Nice Girls(5)







3




The parking lot at St. Rita’s Catholic Church was empty. Sunday services were over for the day. After I shut off the engine, I stayed put, staring at the brick building. At night, it looked like a hulking beast in the dark.

I entered the church through a side entrance. The front office was vacant. I found myself hovering near an old computer.

Mom used to always hang around St. Rita’s. She’d often volunteered for the parish. She helped care for the flower gardens and supervised the food and clothing drives, often taking me with her.

There was a revolving roster of elderly women who manned the front desk, and they adored Mom.

“Your hat is lovely,” one of them told her. “I love the yellow knit. It looks good on you.”

“I made it myself,” she said cheerfully.

It was the same routine. The women always complimented Mom on her hats—everything from the baseball caps to the turbans to the head wraps. They would mention everything except her hair loss. I just stood in the background as the adults gawked at me.

“Mary’s a real healthy girl,” said one to my mother. “She’s got a big appetite, doesn’t she?”

“Big fan of the hot dish, this one,” said another.

They laughed.

“Don’t worry, Mary,” said the first woman. She winked at me, as if we were sharing a secret. “It’s what’s on the inside that counts. You’re very nice, just like your mother.”

Mom was beaming, but I only felt embarrassed.

The door opened and startled me out of my thoughts. A priest hobbled in, leaning on a dark wooden cane. He wore a long black cassock, his face mottled and weather-beaten. He carried a cardboard box under one arm. I didn’t recognize him.

“Uff da,” he muttered as he set down the box. He turned to me. “Can I help you?”

“I—I wanted to do a quick confession.”

The priest pulled out his watch, squinting at it.

“I probably should’ve set up an appointment—” I started. He waved the thought off.

“If you give me a few minutes to prepare, I can meet you in the confession room closest to the baptistery. Is that all right?”

I nodded, strangely relieved, and headed inside.



The confession room was white and sterile. A lamp glowed in one corner. There was a tissue box and a prayer book on the table beside me, but I kept my hands clasped together on the pew. A white curtain separated me from the priest. I could see his shadow as he struggled to lower himself onto his knees.

We performed the sign of the cross.

“You’ve had the sacrament of reconciliation before?” he asked.

“Yes, Father.”

“And how long has it been since your last confession?”

“A couple of years, I think?”

Over a decade, to be precise. The last confession I could remember had been fourteen years earlier. I was eight. It was my very first confession. I’d rattled off my sins face-to-face to a young priest. I told him about how I’d yelled at Mom and Dad for always bringing me to the hospital with them when I wanted to stay home; how Mom and I had argued when she told me I’d have to miss Olivia’s birthday party; how I sometimes wished I’d had different parents.
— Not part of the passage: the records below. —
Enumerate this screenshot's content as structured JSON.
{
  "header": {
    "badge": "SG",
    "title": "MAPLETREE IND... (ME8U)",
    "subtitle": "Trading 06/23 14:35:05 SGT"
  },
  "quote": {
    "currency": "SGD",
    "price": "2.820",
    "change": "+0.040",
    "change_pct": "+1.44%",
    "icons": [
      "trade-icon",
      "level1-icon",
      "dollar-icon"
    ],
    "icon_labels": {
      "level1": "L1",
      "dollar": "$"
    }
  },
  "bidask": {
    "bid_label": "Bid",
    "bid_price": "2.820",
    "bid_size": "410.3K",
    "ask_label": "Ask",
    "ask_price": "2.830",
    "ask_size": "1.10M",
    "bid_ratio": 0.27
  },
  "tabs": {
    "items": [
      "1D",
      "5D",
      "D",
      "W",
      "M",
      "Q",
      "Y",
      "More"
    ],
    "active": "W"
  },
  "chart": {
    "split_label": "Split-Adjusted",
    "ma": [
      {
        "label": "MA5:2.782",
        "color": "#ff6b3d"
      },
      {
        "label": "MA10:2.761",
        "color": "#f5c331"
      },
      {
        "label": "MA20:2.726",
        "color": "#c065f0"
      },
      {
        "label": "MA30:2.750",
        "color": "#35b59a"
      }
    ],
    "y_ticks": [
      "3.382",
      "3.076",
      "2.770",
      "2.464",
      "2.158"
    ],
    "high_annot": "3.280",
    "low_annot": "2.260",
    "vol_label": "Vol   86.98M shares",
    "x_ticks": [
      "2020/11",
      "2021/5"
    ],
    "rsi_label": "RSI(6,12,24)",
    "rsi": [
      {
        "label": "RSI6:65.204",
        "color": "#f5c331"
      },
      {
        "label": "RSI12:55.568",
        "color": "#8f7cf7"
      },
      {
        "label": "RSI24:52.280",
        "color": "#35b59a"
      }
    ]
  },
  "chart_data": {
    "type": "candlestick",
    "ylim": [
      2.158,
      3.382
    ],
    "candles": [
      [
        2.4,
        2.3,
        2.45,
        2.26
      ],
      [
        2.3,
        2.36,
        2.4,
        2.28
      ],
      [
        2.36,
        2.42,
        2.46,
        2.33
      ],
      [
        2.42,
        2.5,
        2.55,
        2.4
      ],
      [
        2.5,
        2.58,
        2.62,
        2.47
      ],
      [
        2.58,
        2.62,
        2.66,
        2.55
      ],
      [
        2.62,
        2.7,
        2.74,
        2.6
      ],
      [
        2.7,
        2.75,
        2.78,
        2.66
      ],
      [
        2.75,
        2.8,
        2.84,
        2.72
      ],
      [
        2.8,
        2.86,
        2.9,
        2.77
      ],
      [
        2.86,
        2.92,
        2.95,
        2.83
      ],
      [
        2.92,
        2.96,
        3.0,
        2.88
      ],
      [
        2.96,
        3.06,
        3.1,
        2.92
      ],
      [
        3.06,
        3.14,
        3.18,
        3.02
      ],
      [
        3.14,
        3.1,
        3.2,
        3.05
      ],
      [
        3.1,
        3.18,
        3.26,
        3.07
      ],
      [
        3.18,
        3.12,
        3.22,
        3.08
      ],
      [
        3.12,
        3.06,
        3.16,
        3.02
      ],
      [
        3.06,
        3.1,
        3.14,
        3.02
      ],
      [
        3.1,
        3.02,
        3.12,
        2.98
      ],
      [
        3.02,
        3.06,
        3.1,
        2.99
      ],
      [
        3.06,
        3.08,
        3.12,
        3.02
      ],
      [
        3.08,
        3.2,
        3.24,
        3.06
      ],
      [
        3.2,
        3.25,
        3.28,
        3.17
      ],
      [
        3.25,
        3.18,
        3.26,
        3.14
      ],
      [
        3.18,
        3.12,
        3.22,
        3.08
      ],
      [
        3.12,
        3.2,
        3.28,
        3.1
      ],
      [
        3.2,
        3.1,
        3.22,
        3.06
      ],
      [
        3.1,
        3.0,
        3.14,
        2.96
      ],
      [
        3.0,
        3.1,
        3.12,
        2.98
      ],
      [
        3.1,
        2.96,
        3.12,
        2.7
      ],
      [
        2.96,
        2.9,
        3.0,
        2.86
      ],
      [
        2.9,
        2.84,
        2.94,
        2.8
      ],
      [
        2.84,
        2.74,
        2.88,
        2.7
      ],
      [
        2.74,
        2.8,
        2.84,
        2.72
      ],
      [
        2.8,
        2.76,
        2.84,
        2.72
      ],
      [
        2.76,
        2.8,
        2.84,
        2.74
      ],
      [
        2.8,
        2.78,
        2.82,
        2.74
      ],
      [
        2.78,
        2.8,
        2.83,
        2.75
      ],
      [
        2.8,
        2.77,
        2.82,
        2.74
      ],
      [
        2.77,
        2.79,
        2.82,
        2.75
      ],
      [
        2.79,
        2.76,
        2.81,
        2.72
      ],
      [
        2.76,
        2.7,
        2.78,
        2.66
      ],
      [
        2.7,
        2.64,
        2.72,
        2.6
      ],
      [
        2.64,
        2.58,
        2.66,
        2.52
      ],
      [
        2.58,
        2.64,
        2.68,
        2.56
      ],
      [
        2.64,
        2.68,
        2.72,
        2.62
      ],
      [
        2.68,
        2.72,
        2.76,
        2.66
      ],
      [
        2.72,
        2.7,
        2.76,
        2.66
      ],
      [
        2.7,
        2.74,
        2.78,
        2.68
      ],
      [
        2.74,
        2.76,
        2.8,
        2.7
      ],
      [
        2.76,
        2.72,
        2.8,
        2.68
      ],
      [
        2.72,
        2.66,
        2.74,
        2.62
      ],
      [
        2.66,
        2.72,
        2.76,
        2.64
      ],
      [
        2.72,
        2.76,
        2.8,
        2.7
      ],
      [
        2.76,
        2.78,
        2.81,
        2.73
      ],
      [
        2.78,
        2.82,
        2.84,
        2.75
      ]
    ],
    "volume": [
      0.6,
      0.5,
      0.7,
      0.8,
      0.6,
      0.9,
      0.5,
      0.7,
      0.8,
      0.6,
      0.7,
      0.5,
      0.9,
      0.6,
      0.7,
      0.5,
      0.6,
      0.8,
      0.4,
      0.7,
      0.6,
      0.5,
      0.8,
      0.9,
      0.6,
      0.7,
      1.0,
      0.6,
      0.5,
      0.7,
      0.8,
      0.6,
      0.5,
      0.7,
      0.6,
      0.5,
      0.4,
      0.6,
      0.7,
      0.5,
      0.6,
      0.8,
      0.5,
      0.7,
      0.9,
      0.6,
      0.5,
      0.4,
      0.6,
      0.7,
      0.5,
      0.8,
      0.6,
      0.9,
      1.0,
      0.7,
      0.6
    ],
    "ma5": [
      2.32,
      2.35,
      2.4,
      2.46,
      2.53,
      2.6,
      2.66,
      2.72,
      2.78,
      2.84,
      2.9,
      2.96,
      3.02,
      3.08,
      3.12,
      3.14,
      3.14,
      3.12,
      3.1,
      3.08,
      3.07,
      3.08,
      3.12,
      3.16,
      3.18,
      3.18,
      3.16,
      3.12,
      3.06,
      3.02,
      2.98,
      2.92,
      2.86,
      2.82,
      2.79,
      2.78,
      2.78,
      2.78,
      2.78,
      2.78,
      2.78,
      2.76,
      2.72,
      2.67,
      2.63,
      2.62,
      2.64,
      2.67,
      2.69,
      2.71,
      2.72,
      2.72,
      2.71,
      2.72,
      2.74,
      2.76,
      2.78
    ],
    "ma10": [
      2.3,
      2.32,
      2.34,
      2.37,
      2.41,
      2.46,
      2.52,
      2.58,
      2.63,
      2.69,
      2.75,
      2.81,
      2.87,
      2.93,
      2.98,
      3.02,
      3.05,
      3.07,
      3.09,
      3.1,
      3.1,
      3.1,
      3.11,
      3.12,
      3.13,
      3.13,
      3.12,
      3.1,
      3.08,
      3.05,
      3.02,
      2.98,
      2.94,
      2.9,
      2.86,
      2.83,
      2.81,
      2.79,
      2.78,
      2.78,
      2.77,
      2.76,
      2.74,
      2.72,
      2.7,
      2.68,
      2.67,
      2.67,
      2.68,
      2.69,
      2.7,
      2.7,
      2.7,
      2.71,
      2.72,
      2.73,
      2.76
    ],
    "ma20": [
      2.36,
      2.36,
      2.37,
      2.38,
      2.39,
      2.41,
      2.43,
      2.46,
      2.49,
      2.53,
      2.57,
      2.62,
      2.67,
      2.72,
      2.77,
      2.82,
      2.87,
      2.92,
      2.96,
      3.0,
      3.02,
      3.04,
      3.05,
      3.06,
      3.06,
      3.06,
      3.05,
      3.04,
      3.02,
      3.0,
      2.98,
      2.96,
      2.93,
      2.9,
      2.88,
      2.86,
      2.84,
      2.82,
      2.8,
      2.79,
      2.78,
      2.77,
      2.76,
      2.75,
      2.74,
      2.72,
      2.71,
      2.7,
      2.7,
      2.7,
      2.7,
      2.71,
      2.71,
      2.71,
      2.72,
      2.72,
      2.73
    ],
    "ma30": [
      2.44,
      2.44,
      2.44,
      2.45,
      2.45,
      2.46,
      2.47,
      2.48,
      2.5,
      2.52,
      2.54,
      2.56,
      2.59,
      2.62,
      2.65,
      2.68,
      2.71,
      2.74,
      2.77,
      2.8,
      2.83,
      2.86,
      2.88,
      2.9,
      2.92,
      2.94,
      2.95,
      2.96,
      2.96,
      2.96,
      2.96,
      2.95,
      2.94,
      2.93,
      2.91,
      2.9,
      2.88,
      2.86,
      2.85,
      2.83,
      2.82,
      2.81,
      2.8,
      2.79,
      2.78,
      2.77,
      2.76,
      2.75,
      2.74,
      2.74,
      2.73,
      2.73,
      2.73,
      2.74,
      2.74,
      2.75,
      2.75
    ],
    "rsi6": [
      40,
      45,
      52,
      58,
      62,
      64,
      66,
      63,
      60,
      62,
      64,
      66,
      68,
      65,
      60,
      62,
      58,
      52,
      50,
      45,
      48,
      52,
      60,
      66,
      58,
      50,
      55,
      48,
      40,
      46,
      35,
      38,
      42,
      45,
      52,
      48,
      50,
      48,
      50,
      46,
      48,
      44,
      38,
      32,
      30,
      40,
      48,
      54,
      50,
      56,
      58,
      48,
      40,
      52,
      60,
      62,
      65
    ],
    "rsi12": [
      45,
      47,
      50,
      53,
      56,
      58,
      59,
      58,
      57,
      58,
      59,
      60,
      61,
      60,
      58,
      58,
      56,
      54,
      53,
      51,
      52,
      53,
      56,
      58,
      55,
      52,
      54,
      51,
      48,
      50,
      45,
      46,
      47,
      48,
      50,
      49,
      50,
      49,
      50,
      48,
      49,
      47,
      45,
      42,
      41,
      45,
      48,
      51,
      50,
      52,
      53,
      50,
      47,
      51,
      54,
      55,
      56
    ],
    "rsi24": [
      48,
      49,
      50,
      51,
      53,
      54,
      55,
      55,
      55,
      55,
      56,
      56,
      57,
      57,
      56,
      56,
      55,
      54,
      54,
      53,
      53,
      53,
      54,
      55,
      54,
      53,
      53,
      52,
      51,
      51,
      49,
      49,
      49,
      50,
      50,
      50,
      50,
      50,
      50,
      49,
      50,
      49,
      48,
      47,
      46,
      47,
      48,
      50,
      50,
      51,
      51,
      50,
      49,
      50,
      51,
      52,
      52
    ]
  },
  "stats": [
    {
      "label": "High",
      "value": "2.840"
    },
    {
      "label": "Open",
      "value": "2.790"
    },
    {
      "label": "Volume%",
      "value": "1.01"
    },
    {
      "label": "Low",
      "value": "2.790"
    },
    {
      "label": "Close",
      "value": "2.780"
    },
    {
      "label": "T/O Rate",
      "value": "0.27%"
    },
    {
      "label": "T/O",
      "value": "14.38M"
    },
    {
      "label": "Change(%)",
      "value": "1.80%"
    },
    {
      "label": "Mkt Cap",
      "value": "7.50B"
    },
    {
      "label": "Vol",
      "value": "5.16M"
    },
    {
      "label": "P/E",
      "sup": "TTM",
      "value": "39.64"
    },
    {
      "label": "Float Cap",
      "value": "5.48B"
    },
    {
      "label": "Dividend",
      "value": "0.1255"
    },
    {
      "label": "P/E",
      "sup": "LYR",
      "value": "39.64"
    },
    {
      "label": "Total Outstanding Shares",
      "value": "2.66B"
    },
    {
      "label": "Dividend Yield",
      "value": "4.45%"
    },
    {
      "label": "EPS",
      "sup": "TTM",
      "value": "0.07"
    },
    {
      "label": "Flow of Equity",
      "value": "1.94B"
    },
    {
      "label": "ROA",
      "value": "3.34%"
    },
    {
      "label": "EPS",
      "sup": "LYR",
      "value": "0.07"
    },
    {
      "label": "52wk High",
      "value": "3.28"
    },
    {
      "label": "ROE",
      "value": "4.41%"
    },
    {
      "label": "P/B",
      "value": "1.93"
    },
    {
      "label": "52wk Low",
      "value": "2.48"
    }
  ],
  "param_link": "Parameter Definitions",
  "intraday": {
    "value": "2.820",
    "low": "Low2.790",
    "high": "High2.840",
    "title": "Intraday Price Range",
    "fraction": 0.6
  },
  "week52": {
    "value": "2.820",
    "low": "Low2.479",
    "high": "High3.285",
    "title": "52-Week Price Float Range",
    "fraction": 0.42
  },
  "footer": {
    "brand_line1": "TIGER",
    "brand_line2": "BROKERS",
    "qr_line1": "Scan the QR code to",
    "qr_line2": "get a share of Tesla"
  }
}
After the prayers were said, the priest had assigned me five Hail Marys to pray as penance. And I prayed those Hail Marys eagerly—it was quick, painless. I felt like I’d been scrubbed clean from the inside out.

I wanted that magic again. My soul dusted and cleaned.

There was an uncomfortable moment of silence.

“You’re welcome to recount your sins whenever you’re ready,” said the priest.

My mind had been whirling and suddenly I had nothing. I closed my eyes, lowered my forehead over my clasped hands. I saw only darkness.

So much had accumulated over the years. So many sins. Was I supposed to list them all, or only the most recent ones?

“I guess I haven’t been the best daughter,” I said lamely. During college, I hadn’t come home to celebrate Easter or Christmas with Dad. I’d stayed at school or spent the holidays with friends. It was better than sitting in front of the TV with him.

When Mom died, he didn’t offer much consolation. At the hospice, we spent an hour waiting for the undertaker to arrive. Mom had passed away in her sleep.

Her corpse scared me. Her skin had yellowed, and it barely seemed to cover her bones. Her cheeks were hollow, as if the air had been sucked out of them. She was tiny.

Dad and I stood next to her, unmoving.

At eight years old, I was too shocked to cry. It seemed like somebody else had died in my mother’s bed.

Still, Dad held the corpse’s hand. I dared myself to touch her wrist with my thumb. She was cold.

“Bye, Mom,” I murmured. That was all I could say.

“She’s in heaven, I think,” Dad said.

But I could hear the doubt in his voice. He had no idea if it was true. He didn’t know where her soul had gone after death. My father, the man who could fix anything and everything, had doubts.

It seemed like a betrayal. An adult was supposed to know things. They were supposed to reassure their kids. But when Mom died, Dad was at a loss, like me.

Later, we scattered half of Mom’s ashes in the backyard. We gave the other half to my grandparents.